Die Affäre um mögliche Plagiate in ihrer Doktorarbeit hat wohl einen Punkt erreicht, in dem der Rückzug die einzige logische Konsequenz zu sein schien. Zwar läuft das Verfahren der erneuten Prüfung der Dissertation aus dem Jahr 2010 noch. Giffey hat bis Anfang Juni Zeit, zum Bericht einer Prüfkommission der Freien Universität (FU) Berlin Stellung zu nehmen. Aber der drohende Entzug des Doktortitels steht im Raum. Giffey hatte für diesen Fall schon länger ihren Rücktritt angekündigt - und mochte nun offenbar nicht mehr warten.

Giffey will im Herbst Regierende Bürgermeisterin Berlins werden

Denn die 43-Jährige, die ihren Aufstieg von der Bürgermeisterin des Berliner Bezirks Neukölln zur Bundesministerin 2018 auch ihrer ostdeutschen, genauer gesagt Brandenburger Herkunft verdankt, hat nach ihrem Abgang von der Bundesbühne weiter Großes vor. In Berlin will sie im Herbst Regierende Bürgermeisterin werden - im Zweifel auch ohne Doktortitel, wie sie schon früh deutlich machte. Daran, so heißt es in ihrer Rücktrittserklärung, ändert sich nichts.

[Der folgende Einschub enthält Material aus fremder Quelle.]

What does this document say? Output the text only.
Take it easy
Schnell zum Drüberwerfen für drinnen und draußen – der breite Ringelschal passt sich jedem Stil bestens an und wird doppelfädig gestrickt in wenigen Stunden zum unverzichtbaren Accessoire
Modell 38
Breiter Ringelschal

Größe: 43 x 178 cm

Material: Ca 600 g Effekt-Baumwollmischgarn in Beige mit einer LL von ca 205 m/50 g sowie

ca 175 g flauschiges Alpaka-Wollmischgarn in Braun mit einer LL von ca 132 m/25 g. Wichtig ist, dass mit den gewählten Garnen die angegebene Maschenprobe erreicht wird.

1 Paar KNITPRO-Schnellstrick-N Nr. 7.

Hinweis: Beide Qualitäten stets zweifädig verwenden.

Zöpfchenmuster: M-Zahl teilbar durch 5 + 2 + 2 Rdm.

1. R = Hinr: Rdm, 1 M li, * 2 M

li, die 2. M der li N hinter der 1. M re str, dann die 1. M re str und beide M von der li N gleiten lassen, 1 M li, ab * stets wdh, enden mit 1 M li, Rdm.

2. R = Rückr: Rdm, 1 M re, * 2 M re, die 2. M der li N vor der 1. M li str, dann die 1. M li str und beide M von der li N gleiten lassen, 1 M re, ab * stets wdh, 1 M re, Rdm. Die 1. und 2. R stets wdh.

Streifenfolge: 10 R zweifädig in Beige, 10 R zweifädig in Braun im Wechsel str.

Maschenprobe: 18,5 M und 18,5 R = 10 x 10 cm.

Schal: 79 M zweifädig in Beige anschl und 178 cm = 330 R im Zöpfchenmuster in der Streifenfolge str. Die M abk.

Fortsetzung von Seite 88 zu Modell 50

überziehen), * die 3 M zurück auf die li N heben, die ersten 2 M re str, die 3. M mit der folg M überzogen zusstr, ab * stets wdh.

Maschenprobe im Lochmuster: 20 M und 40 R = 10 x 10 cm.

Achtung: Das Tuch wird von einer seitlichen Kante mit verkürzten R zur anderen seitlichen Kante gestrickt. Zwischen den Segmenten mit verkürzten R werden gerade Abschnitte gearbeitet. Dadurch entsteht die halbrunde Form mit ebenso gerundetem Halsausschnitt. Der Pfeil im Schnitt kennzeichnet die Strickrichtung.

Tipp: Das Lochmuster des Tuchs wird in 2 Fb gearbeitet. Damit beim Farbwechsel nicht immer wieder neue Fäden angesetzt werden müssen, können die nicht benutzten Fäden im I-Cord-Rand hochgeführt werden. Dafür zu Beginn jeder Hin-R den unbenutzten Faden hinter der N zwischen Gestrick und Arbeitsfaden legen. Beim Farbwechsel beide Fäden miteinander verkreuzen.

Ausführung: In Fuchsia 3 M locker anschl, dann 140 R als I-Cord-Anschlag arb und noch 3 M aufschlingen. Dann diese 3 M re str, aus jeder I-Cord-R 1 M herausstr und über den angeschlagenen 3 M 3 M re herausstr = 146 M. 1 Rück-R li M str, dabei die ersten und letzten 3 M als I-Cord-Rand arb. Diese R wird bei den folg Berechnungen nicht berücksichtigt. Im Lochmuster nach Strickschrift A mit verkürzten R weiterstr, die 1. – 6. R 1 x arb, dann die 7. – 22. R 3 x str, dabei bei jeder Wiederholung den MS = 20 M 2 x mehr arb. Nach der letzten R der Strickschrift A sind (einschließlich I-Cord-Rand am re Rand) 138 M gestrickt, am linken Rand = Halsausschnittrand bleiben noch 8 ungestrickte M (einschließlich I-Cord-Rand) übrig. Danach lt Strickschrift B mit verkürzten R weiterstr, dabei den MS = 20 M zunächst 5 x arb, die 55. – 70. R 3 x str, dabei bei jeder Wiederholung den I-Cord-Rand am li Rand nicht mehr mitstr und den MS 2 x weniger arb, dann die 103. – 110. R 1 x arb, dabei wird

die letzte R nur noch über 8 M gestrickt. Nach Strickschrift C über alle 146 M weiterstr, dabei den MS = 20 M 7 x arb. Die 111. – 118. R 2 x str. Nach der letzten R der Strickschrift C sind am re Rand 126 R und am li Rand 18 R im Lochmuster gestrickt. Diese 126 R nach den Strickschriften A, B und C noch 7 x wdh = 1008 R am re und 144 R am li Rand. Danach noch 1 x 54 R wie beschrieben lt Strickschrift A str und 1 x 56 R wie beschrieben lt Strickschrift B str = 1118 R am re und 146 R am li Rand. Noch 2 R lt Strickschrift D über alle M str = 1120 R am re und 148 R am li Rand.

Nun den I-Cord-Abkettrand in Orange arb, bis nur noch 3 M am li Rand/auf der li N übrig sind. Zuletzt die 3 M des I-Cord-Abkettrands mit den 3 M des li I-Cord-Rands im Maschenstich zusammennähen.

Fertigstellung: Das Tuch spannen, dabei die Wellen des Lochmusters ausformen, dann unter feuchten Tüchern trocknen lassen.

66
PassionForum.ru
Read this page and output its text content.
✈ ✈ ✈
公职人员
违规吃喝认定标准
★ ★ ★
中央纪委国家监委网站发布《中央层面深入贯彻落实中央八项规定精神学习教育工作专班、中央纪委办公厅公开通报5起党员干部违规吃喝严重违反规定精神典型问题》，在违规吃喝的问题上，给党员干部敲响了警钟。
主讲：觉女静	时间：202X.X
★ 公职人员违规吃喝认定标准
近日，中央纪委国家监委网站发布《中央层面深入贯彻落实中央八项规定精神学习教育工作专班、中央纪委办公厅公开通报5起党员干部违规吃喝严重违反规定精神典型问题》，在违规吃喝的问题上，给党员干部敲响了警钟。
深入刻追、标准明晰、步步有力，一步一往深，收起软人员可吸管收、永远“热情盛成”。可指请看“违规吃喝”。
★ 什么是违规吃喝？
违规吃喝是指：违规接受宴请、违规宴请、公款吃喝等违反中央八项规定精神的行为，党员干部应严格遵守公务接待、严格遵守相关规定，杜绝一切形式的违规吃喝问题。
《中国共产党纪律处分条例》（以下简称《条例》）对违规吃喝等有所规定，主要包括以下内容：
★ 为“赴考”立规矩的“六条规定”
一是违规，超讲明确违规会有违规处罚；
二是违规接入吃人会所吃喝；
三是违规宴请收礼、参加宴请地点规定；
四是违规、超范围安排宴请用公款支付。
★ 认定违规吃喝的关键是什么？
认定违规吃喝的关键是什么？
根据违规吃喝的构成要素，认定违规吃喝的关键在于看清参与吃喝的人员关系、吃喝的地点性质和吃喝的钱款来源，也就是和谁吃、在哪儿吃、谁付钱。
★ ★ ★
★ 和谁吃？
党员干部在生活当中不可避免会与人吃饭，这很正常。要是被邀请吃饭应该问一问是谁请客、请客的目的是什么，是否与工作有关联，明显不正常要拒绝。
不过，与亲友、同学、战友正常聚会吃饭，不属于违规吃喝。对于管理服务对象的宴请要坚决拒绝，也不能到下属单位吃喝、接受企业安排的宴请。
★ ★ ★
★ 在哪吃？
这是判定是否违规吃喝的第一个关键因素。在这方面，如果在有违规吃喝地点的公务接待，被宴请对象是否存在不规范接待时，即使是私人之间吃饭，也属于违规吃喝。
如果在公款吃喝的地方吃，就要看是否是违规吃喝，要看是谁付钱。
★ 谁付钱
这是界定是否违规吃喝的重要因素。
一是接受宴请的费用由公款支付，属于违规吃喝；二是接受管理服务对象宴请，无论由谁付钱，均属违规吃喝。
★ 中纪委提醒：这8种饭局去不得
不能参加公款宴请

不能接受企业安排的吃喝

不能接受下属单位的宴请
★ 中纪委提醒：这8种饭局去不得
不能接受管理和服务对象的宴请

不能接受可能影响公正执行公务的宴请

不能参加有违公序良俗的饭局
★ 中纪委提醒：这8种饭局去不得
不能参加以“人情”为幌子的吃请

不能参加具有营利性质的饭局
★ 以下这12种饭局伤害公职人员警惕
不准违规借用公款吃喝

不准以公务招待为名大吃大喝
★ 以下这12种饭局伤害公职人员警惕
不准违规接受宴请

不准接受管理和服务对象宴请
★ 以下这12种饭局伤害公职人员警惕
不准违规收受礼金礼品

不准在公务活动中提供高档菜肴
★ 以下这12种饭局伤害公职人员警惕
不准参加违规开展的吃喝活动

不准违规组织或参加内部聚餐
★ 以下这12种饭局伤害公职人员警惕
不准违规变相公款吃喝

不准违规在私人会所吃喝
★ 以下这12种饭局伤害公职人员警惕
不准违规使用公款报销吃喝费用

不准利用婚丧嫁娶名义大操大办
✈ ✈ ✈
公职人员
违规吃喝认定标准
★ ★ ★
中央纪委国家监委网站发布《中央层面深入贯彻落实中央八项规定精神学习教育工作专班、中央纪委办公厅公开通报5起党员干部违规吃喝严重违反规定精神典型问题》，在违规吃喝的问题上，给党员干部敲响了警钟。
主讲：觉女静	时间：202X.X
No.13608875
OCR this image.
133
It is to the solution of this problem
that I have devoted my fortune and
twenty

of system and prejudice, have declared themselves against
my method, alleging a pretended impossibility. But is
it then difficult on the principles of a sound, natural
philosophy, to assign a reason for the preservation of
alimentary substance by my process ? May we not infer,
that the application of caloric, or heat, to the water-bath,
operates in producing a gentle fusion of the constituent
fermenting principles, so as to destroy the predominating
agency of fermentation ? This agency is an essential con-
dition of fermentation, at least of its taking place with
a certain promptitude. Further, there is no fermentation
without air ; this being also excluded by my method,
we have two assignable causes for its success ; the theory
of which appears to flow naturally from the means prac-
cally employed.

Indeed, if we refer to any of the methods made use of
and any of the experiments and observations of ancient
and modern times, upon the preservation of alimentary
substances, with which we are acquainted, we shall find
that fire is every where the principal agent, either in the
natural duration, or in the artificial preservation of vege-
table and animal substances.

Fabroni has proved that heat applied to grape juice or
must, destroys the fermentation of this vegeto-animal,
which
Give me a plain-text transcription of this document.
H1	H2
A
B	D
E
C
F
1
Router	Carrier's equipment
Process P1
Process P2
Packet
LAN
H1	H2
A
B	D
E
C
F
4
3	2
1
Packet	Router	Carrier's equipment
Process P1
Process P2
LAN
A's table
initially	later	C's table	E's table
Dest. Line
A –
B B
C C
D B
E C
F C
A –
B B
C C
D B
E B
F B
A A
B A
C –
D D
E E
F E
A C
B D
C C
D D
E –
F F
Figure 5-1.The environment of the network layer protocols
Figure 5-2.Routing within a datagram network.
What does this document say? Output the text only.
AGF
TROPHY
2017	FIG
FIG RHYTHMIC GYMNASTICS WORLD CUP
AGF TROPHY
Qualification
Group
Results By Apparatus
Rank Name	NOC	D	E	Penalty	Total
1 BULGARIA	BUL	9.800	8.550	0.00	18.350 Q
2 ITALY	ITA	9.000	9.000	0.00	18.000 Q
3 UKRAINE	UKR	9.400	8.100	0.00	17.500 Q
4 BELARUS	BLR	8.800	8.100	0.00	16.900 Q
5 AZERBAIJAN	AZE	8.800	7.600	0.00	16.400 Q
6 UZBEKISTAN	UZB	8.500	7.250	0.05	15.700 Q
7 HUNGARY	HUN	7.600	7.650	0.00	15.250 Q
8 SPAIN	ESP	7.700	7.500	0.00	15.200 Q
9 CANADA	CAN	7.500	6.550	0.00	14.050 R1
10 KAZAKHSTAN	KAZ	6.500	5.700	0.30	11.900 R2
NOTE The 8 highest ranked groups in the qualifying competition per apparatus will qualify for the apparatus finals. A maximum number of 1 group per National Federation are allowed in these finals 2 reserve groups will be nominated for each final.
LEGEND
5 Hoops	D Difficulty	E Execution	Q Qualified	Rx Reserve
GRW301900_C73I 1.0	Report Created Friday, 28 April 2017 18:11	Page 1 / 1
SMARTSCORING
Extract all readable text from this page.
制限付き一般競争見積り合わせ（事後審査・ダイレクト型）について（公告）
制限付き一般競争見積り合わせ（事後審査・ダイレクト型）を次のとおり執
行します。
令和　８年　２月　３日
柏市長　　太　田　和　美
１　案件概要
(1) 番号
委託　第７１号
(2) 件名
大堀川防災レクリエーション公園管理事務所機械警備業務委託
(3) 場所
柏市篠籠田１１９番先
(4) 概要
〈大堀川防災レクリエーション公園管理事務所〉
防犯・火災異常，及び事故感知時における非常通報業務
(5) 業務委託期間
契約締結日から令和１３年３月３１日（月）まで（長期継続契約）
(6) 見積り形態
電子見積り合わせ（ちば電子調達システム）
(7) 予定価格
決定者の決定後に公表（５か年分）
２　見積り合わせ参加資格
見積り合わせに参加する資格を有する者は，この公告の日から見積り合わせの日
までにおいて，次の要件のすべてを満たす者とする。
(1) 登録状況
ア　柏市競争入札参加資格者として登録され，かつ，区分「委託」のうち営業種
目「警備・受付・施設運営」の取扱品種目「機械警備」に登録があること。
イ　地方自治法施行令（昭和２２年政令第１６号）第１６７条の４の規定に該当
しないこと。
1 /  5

"Augen zu und durch", lautet die Devise der Berliner SPD. Die führt zwar seit 2016 mit Michael Müller als Regierungschef eine rot-rot-grüne Koalition, liegt in Umfragen aber mittlerweile mit 17 bis 20 Prozent klar hinter den Grünen. Den Rückstand aufholen soll Giffey, die seit geraumer Zeit auch SPD-Chefin in der Hauptstadt ist. Eine Alternative ist nicht erkennbar, so dass Forderungen etwa der AfD oder der CSU nach einem Rücktritt auch als Spitzenkandidatin ins Leere laufen dürften.

Giffey tourt dauerlächelnd und volksnah schon seit Monaten trotz Corona-Pandemie durch die Stadt, die ihre "Herzensache" sei, wie sei immer wieder betont. Dabei inszeniert sie sich als Macherin, setzt im Wahlkampf auf Emotionen. Worte wie "zupacken", "Ärmel hochkrempeln", "sich kümmern" sind bei ihren Auftritten immer wieder zu hören - und dass Menschen auch Fehler machen.

"Eine gute Politikerin braucht keinen Doktortitel, sondern Rückgrat"

Vor diesem Hintergrund, so die Hoffnung, werden die Wähler ihr den Fauxpas mit ihrer Doktorarbeit schon durchgehen lassen. "Eine gute Politikerin und eine Regierende Bürgermeisterin braucht keinen Doktortitel, sondern Rückgrat", meint die SPD-Bundestagsabgeordnete Cansel Kiziltepe aus Berlin. Vizekanzler Olaf Scholz, auch noch Kanzlerkandidat, lobt Giffey ganz ähnlich als "eine durchsetzungsstarke Politikerin mit Herz und eine mit Rückgrat".

Der Doktortitel, den Giffey seit 2020 nicht mehr führt, beschäftigt sie im Prinzip seit Amtsantritt. Und fast wäre das leidige Thema schon vor längerer Zeit vom Tisch gewesen: Denn die FU entschied im Herbst 2019, Giffey dürfe ihren Doktortitel behalten, erteilte ihr wegen Mängeln in der Arbeit eine Rüge. Nach viel Kritik rollte die FU das Verfahren aber 2020 neu auf. Seit kurzem liegt der Bericht der Prüfkommission vor.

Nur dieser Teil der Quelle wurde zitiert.